Aprés le démantèlement, le port de Calais optimiste mais vigilant

Un mois aprés l'évacuation des 7 000 migrants qui squattaient les terrains contigus à la rocade portuaire, à quelques centaines de mètres du port de Calais, la Société des ports du Détroit a fait un point complet sur une situation qui s'améliore enfin.

« Le nombre de migrants signalés dans les camions a deccrue de 87 % dans le mois qui a suivi le démantélement ».
« Le nombre de migrants signalés dans les camions a deccrue de 87 % dans le mois qui a suivi le démantélement ».
CAPresse 2016

Sur les voies du port de Calais, un abri à scanner.

CAPresse 2016

Un nouveau buffer (parking de flux) sur le port de Calais permet d'augmenter de 400 le nombre de places dédiées aux camions.

 

Ce n’est pas encore un retour à la normale, mais ça y ressemble beaucoup. Depuis le démantèlement hypermédiatisé de la Jungle fin octobre dernier, le port de Calais respire… Dans les installations de détection qui parsèment le parcours des camions, l’ambiance est moins tendue. «On en a trouvé jusqu’à 60 dans un camion. C’étaient des milliers par mois. Depuis, c’est quelques-uns», raconte un salarié, au pied d’un camion roumain. «Il y a aussi des jours où l’on ne trouve personne», surenchérit Philippe Suisse, chef du département sécurité au port de Calais. La baisse du nombre de migrants détectés atteint 87% entre le mois d’octobre et celui de novembre (après démantèlement). Au-delà des contrôles, c’est la rocade portuaire qui se trouve soulagée : plus d’assauts de migrants, plus d’accidents, plus de blocages ni de bouchons. Les camions ne craignent plus de reprendre cette voie la nuit. «On a eu des nuits où les navires ne partaient qu’avec une dizaine de camions dans les soutes», rappellent Pascal Devaux et Sébastien Douvry, respectivement directeur de P&O à Calais et directeur opérationnel Calais-Dunkerque chez DFDS. Le trafic nocturne s’est effondré de 40% chez P&O. Pour DFDS, le mal fut moindre grâce à son autre ligne à Dunkerque, où trois autres navires accueillaient le fret qui s’y reportait naturellement en raison de la situation calaisienne.
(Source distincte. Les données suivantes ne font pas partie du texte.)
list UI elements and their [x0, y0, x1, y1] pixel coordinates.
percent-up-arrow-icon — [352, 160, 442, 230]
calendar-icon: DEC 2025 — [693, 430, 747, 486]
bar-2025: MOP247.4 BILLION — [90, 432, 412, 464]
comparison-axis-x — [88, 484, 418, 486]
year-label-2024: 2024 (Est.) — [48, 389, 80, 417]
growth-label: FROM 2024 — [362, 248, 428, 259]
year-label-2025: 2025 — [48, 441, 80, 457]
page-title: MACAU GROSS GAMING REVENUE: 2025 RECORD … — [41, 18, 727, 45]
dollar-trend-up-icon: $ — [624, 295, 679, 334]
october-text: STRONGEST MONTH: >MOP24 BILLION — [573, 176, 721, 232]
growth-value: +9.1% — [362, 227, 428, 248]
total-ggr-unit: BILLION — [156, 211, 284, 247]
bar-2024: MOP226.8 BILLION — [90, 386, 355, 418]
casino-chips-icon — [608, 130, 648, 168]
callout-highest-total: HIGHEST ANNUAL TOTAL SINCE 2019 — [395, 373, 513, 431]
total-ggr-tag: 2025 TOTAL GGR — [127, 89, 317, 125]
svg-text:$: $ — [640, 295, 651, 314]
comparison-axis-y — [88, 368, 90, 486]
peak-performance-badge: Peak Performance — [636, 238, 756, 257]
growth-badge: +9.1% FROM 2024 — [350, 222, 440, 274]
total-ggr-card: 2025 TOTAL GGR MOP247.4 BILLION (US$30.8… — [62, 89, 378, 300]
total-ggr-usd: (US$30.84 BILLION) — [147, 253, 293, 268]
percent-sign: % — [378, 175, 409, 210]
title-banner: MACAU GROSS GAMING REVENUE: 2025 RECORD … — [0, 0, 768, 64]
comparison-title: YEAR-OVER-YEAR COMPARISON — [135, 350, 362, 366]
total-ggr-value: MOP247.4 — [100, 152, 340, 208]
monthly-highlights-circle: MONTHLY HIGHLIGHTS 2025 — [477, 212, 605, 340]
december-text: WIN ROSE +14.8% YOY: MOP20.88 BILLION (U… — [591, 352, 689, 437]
Quelques kilomètres plus à l’ouest, c’est aussi Eurotunnel qui en a bénéficié…

 

Des baisses très fortes et une remontée d’activité contrastéeToute l’année 2016, les trafics maritimes ont souffert en continu : les cinq navires de P&O et les trois de DFDS ont enregistré des baisses affolantes : « un million de passagers à ce jour en 2016» selon Pascal Devaux. Plus globalement, Jean-Marc Puissesseau, président de la Société des ports du Détroit, a pointé les dommages qu’a occasionnés la question migratoire : «Sur un chiffre d’affaires de 100 millions d’euros, nous avons perdu 10 millions d’activité en 2015.» Sur le segment fret, la Société des ports estime à 70 000 unités de fret perdues en 2016. Sur celui du tourisme, on compte 300 000 voitures en moins et 1,2 million de passagers qui manquent à l’appel (baisse par rapport à l’année 2015). Depuis le démantèlement, le trafic a globalement progressé de 26%. S’il faudra du temps pour que les touristes reviennent, le trafic fret (plus rémunérateur pour le port) sera plus rapidement au rendez-vous.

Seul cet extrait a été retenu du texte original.